Sejak kapal bertolak dari Yeosu, Korea Selatan, 30 jam sebelumnya, kapal belum pernah semiring ini. Penasaran, Kompas pun mengaktifkan fitur pengukur kemiringan permukaan di ponsel dan menaruh pesawat ponsel itu mendatar di permukaan geladak. Terlihat kemiringan kapal telah melebihi 20 derajat, bahkan sempat menyentuh 23 derajat.
Saat beranjak ke anjungan utama untuk melihat indikator kecepatan dan kemiringan kapal, tiba-tiba terdengar bunyi alarm kencang disertai pengumuman melalui pengeras suara. ”Peran layar...! Peran layar...!”. Peran di sini adalah akronim dari perintah tindakan. Peran layar berarti perintah bagi seluruh awak kapal untuk naik ke geladak guna melakukan pengaturan layar-layar yang terkembang.

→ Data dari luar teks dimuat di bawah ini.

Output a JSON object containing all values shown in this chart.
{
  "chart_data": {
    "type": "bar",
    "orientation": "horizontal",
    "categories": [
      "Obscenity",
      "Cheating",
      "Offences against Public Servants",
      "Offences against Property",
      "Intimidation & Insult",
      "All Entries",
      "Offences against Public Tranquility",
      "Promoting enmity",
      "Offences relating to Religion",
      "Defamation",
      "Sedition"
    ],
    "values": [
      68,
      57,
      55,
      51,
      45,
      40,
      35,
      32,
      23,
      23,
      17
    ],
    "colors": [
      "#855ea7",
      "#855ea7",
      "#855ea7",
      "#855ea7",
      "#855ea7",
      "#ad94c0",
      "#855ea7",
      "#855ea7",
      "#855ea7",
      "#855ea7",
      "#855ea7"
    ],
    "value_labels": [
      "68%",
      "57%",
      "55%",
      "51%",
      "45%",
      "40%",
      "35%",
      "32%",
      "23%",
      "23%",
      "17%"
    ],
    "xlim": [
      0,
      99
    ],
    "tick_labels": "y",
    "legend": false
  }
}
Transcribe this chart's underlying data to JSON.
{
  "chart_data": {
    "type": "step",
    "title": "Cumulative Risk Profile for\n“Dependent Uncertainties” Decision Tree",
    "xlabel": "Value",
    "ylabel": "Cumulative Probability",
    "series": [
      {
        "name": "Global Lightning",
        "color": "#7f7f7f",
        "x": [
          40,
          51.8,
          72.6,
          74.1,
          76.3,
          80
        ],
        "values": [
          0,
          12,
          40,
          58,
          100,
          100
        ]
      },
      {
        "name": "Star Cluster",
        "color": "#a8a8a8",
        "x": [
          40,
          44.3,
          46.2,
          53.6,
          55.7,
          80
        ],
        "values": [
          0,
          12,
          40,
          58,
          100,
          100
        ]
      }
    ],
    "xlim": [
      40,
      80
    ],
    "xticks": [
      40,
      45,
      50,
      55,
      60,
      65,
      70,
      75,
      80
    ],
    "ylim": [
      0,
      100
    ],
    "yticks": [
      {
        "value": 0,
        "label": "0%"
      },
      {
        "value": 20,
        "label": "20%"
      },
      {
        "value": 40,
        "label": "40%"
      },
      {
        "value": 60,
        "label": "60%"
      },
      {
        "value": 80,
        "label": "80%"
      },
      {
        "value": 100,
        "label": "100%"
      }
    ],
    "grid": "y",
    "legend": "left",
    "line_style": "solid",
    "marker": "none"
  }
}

”Peran layar...! Peran layar...! Beaufort 6! Ulangi, Beaufort 6,” pengumuman dari perwira kapal di anjungan kembali bergema di seluruh kapal. Skala Beaufort 6 mengindikasikan kecepatan angin telah melampaui 22 knot (sekitar 39 km per jam), yang menyebabkan gejolak gelombang laut mencapai ketinggian 2-3 meter.
Walau tiupan angin menjadi kabar baik bagi sebuah kapal layar, angin yang terlalu kencang bisa memicu bahaya. Terutama bagi kapal layar tiang tinggi seperti KRI Bima Suci, angin yang terlalu cepat dalam kondisi seluruh layar terkembang bisa membuat kapal miring ke titik yang kritis.
”Batas aman kemiringan kapal untuk tipe Barque seperti ini adalah 17-25 derajat. Lebih dari 25 derajat, kapal bisa capsized (terbalik). Tadi malam itu, kemiringan kapal sempat menyentuh 25 derajat. Maka, saya ambil keputusan untuk mengurangi jumlah layar yang aktif,” papar Komandan KRI Bima Suci Letnan Kolonel Laut (P) Widiyatmoko Baruno Aji, keesokan harinya.
Hanya dalam hitungan detik, seluruh awak kapal beserta para taruna Akademi Angkatan Laut (AAL) yang tengah mengikuti pelatihan teknis lapangan Kartika Jala Krida 2018 berhamburan di geladak menempati pos masing-masing. Berbagai perintah diserukan di tengah deru angin malam dan para awak pun mulai melepas simpul-simpul tali pemegang kendali layar dan tiang-tiang layar.
Misi malam itu adalah ”mematikan” dua lapisan layar tegak paling atas guna mencegah kemiringan kapal semakin bertambah. Cara paling cepat adalah dengan menurunkan tiang melintang tempat layar-layar itu tergantung sehingga permukaan penampang layar yang terkena angin pun mengecil, tertutup lapisan layar di bawahnya.
Meski terdengar simpel, prosesnya tak secepat yang dibayangkan. Proses ini memakan waktu sekitar satu jam, dan membutuhkan upaya keras, mengingat tidak mudah menarik layar dalam kondisi terkembang sempurna.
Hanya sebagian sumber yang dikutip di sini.